In order to produce inhalation anthrax, bacterial spore-particles must be small enough--no more than a couple or three microns wide--to reach a victim's lower respiratory mucosa. And for decades, until very recently, scientists believed that the mechanical milling required to produce such fine dust artificially would also produce a charge of static electricity sufficient to bind anthrax spores together into oversized, harmless clumps. To prevent this from happening--to keep the spores separate, "floaty," and therefore deadly--bioweapons specialists in the United States and elsewhere went to considerable lengths to identify a chemical additive that would, like throwing a sheet of Bounce into your clothes dryer, remove the static. It has been widely reported, but never confirmed, that American scientists eventually settled on silica. It has been just as widely reported, and more or less confirmed, that the Soviet and Iraqi biowarfare programs each at some point used a substance called bentonite, instead.

The Armed Forces Institute of Pathology has performed energy dispersive X-ray spectroscopy on anthrax powder recovered from at least two of last fall's letters and has apparently discovered trace amounts of silica, but no sign of aluminum, an element basic to the best-known and most common form of bentonite (montmorillonite).

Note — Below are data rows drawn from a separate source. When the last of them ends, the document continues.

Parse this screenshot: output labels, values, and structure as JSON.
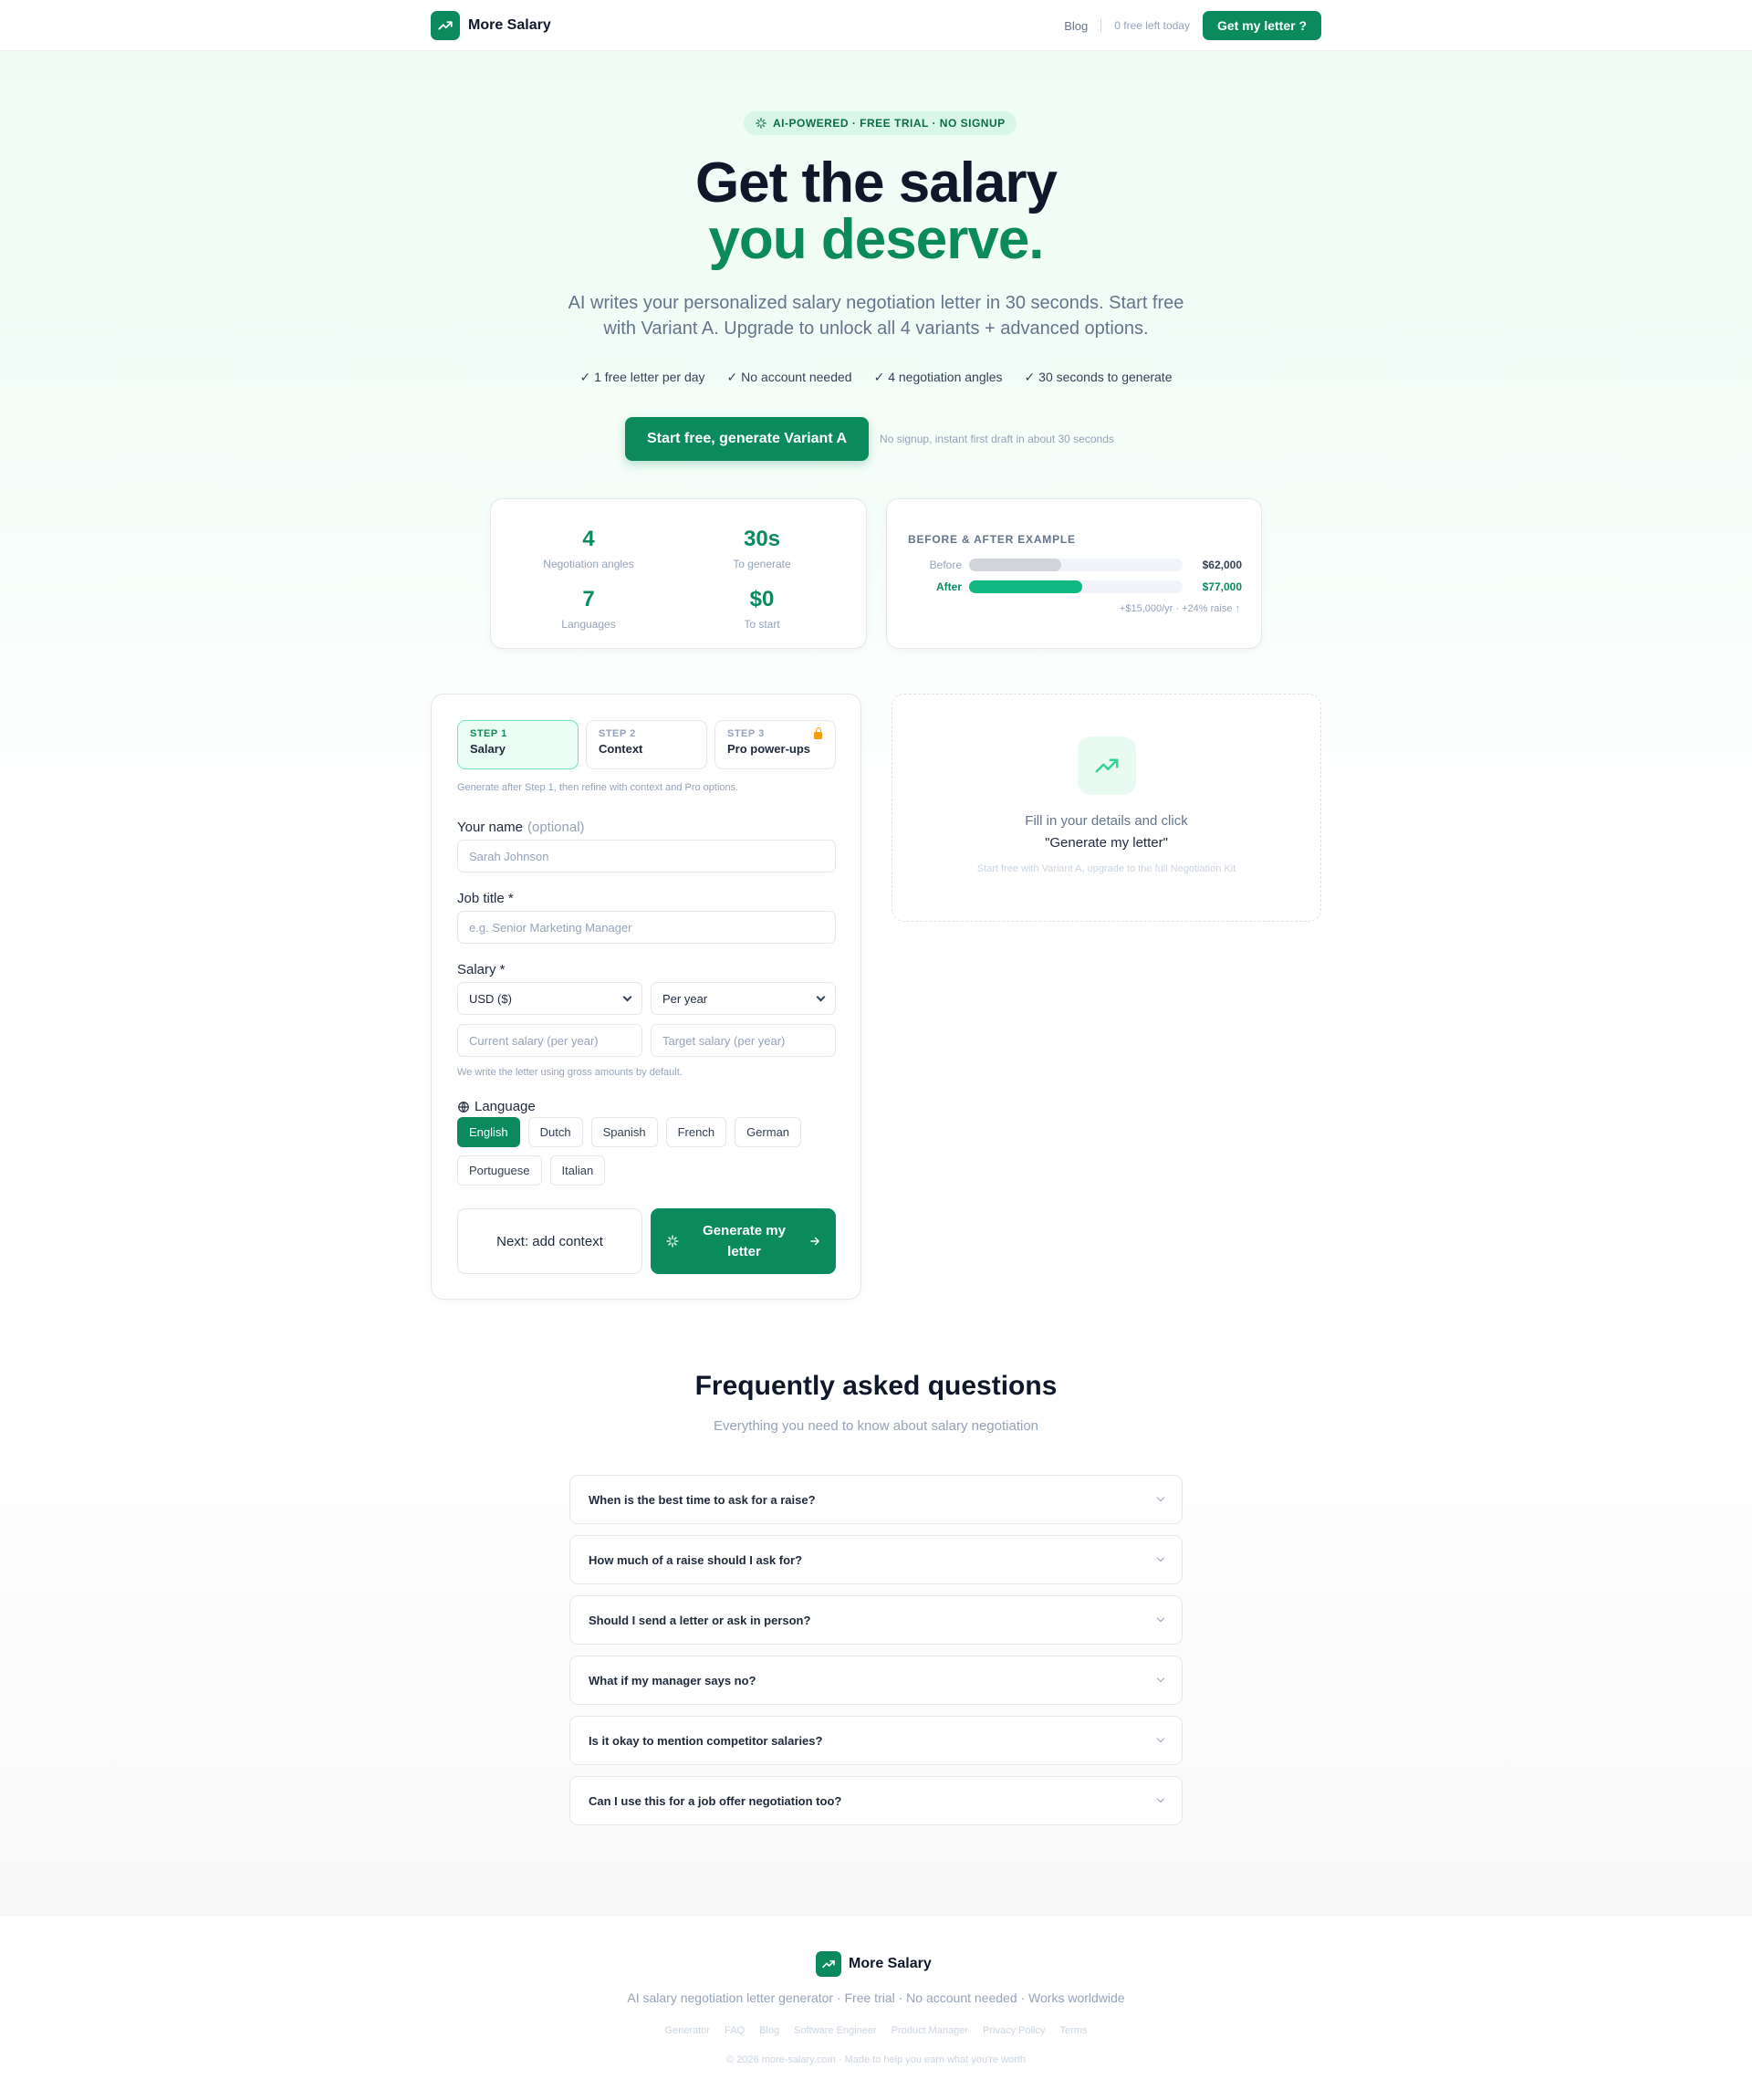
{
  "brand": {
    "name": "More Salary"
  },
  "nav": {
    "blog": "Blog",
    "free_left": "0 free left today",
    "cta": "Get my letter ?"
  },
  "hero": {
    "pill": "AI-POWERED · FREE TRIAL · NO SIGNUP",
    "title_line1": "Get the salary",
    "title_line2": "you deserve.",
    "subtitle": "AI writes your personalized salary negotiation letter in 30 seconds. Start free with Variant A. Upgrade to unlock all 4 variants + advanced options.",
    "checks": [
      "✓ 1 free letter per day",
      "✓ No account needed",
      "✓ 4 negotiation angles",
      "✓ 30 seconds to generate"
    ],
    "cta": "Start free, generate Variant A",
    "cta_note": "No signup, instant first draft in about 30 seconds"
  },
  "stats": [
    {
      "value": "4",
      "label": "Negotiation angles"
    },
    {
      "value": "30s",
      "label": "To generate"
    },
    {
      "value": "7",
      "label": "Languages"
    },
    {
      "value": "$0",
      "label": "To start"
    }
  ],
  "example": {
    "title": "BEFORE & AFTER EXAMPLE",
    "before_label": "Before",
    "before_value": "$62,000",
    "before_fill": 0.43,
    "before_color": "#d1d5db",
    "after_label": "After",
    "after_value": "$77,000",
    "after_fill": 0.53,
    "after_color": "#10b981",
    "note": "+$15,000/yr · +24% raise ↑"
  },
  "form": {
    "steps": [
      {
        "num": "STEP 1",
        "title": "Salary"
      },
      {
        "num": "STEP 2",
        "title": "Context"
      },
      {
        "num": "STEP 3",
        "title": "Pro power-ups"
      }
    ],
    "hint": "Generate after Step 1, then refine with context and Pro options.",
    "name_label": "Your name",
    "name_optional": "(optional)",
    "name_placeholder": "Sarah Johnson",
    "job_label": "Job title *",
    "job_placeholder": "e.g. Senior Marketing Manager",
    "salary_label": "Salary *",
    "currency": "USD ($)",
    "period": "Per year",
    "current_placeholder": "Current salary (per year)",
    "target_placeholder": "Target salary (per year)",
    "gross_note": "We write the letter using gross amounts by default.",
    "language_label": "Language",
    "languages": [
      "English",
      "Dutch",
      "Spanish",
      "French",
      "German",
      "Portuguese",
      "Italian"
    ],
    "next_button": "Next: add context",
    "generate_button": "Generate my letter"
  },
  "result": {
    "line1": "Fill in your details and click",
    "line2": "\"Generate my letter\"",
    "line3": "Start free with Variant A, upgrade to the full Negotiation Kit"
  },
  "faq": {
    "title": "Frequently asked questions",
    "subtitle": "Everything you need to know about salary negotiation",
    "items": [
      "When is the best time to ask for a raise?",
      "How much of a raise should I ask for?",
      "Should I send a letter or ask in person?",
      "What if my manager says no?",
      "Is it okay to mention competitor salaries?",
      "Can I use this for a job offer negotiation too?"
    ]
  },
  "footer": {
    "brand": "More Salary",
    "tagline": "AI salary negotiation letter generator · Free trial · No account needed · Works worldwide",
    "links": [
      "Generator",
      "FAQ",
      "Blog",
      "Software Engineer",
      "Product Manager",
      "Privacy Policy",
      "Terms"
    ],
    "copyright": "© 2026 more-salary.com · Made to help you earn what you're worth"
  },
  "colors": {
    "accent": "#0b8a5e",
    "accent_light": "#ecfdf5"
  }
}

Based on this result, government investigators have concluded, according to the Washington Post, that "it is unlikely that the spores were originally produced in the former Soviet Union or Iraq." On the same basis, and getting similarly ahead of herself, Barbara Hatch Rosenberg has decided the spores were prepared by a rogue or sanctioned U.S. laboratory worker.

But the fundamental chemistry involved here cannot sustain such certainty. Silica, or silicon dioxide, is simple quartz or sand, the most abundant solid material on earth. "Bentonite" is the generic term for a class of natural or processed clays derived from volcanic ash, all of which are themselves mineral compounds of silica--and not all of which necessarily contain aluminum. In other words: Trace amounts of silica in an anthrax powder are consistent with the presence of bentonite. And the absence of aluminum from that powder is not enough to exculpate any foreign germ-warfare factory thought to have used bentonite in the past.

The FBI and Rosenberg seem also to have ignored what has been standard practice in U.S. biodefense, medical, and veterinary laboratories for most of the past thirty years: Work with virulent strains of anthracis in dried-spore, aerosolized form is virtually unheard of. Pentagon production of weapons-ready--and presumably silicate--anthrax powder was abandoned during the first Nixon administration. The U.S. Army Medical Research Institute of Infectious Diseases (USAMRIID) at Fort Detrick, for example, doesn't even own the requisite technology to manufacture dry aerosols; USAMRIID scientists, like their civilian counterparts, use only "wet" anthrax--which has usually been genetically altered or irradiated to render it non-toxic.